We are not unfamiliar with the attacks on the present Administration which began indeed the day after it was elected at Cleveland, the “New Palestine”, the official organ of the American Zionist Organisation, writes in an editorial in its latest issue to arrive in London (October 2nd.). Despite the fact that the tempo and bitterness of these assaults have increased since the Congress and have found their way into the general press, it proceeds, we have hitherto been able to refrain from utilising “The New Palestine” from entering upon a defence which could only increase bitterness and intensify that internecine strife which seems to delight some, but distresses and mortifies most Zionists. We have so far chosen the hard path of refraining from response to what in public amounts to a continual changing of issues and in private descends at times to very low levels.
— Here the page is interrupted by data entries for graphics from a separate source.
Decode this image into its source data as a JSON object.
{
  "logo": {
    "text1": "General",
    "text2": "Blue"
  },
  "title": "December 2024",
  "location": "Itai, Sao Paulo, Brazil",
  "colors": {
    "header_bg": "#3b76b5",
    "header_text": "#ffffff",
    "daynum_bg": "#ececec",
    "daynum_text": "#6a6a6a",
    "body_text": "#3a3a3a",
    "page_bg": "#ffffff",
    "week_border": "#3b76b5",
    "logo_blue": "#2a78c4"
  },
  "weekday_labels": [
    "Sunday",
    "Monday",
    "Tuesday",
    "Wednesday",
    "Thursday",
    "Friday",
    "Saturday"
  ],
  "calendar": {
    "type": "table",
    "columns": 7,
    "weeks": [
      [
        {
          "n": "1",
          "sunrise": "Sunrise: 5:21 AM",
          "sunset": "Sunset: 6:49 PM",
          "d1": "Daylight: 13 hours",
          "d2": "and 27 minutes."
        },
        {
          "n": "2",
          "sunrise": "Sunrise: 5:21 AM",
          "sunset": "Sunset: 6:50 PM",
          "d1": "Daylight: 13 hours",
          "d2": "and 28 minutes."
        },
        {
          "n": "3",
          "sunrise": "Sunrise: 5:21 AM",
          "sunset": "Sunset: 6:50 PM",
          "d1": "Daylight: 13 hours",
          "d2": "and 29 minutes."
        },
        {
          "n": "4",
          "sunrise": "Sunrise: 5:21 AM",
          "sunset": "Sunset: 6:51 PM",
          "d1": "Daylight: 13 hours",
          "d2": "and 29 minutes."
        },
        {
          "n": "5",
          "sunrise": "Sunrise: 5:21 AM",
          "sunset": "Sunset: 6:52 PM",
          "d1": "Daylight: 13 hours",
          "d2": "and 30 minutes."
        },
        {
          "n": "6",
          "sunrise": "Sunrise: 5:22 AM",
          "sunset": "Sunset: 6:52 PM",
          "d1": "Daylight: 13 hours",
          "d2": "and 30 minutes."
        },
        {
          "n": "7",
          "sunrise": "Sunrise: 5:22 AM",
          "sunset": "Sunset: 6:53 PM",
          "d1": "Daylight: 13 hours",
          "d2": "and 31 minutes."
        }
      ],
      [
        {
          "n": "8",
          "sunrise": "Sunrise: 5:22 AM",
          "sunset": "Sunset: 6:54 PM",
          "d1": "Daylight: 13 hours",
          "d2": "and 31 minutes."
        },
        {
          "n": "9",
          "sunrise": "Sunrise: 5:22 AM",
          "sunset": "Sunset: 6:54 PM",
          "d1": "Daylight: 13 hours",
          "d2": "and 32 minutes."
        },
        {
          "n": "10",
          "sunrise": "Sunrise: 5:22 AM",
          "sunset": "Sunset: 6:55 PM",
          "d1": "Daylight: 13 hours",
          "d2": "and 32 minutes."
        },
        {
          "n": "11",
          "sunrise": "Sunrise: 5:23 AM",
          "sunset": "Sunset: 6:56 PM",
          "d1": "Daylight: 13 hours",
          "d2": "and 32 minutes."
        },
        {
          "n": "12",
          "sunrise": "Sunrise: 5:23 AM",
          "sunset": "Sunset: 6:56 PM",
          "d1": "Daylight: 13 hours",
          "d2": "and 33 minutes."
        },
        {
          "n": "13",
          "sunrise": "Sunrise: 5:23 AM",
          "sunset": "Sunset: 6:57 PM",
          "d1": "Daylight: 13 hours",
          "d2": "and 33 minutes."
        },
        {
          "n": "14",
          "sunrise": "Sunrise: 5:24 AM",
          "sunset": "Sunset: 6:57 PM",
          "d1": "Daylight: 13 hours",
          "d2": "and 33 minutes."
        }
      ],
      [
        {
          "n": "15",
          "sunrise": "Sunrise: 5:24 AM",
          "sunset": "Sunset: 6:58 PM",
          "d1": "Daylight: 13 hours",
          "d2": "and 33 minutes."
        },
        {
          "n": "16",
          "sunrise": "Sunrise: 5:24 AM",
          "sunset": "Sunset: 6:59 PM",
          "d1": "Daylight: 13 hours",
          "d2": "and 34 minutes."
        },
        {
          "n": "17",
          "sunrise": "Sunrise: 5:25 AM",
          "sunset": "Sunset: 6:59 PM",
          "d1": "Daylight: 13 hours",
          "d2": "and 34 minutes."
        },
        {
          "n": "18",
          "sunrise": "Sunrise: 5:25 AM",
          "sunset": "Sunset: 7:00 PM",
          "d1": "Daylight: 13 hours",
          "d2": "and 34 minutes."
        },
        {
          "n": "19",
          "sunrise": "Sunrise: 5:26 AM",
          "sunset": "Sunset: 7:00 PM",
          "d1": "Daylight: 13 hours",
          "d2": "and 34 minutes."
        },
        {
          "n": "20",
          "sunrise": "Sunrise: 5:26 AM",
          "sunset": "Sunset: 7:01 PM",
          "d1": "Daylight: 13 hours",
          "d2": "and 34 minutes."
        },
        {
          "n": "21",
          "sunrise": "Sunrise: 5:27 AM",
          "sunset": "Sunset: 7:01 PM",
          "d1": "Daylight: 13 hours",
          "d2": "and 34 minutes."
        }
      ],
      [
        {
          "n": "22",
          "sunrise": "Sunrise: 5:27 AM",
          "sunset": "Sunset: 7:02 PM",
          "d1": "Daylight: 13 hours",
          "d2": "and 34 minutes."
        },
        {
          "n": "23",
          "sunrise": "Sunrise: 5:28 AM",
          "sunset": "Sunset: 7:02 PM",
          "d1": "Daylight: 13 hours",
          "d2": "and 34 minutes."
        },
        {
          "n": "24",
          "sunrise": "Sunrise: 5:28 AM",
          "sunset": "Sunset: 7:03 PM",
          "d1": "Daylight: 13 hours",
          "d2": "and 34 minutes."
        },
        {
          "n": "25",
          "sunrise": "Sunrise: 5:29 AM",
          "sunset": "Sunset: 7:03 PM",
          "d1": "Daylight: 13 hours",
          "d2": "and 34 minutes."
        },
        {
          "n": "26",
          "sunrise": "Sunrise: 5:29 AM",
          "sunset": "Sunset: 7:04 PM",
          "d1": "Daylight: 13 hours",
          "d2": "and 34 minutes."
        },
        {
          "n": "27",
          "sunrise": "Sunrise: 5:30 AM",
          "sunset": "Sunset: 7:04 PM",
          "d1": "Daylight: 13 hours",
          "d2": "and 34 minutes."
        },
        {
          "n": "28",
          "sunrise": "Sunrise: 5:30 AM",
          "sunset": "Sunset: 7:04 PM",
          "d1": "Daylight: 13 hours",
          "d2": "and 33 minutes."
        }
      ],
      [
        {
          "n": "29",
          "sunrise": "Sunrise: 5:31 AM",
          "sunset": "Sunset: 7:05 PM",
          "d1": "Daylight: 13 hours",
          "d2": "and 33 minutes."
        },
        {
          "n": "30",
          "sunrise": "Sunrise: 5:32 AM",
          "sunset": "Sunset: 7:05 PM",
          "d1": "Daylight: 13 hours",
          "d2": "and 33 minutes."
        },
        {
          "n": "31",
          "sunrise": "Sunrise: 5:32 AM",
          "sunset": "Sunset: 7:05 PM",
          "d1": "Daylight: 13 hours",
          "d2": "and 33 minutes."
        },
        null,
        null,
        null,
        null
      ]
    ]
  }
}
The present Administration, it then says, took office because the movement was in peril. It asked for and gave no pledges. It has bettered some local conditions, and it believes that in the international field it has achieved some real gains. It has been conscious of the serious situation in Palestine, and it is deeply aware that the financial crisis is still the most serious of all problems that Zionists have to face. In the light of facts we have no lust for battle, or for indulging in the luxury of what we believe to be a wholly deplorable and artificial stirring up of factional differences.

The Zionist Convention, it concludes, is still the supreme deciding body in American Zionism. Its meetings and those of the National Executive Committee seem to us the proper place for discussing differences of principle-if they exist. We hope, therefore, that we shall be able to continue in our policy of avoiding “politics”.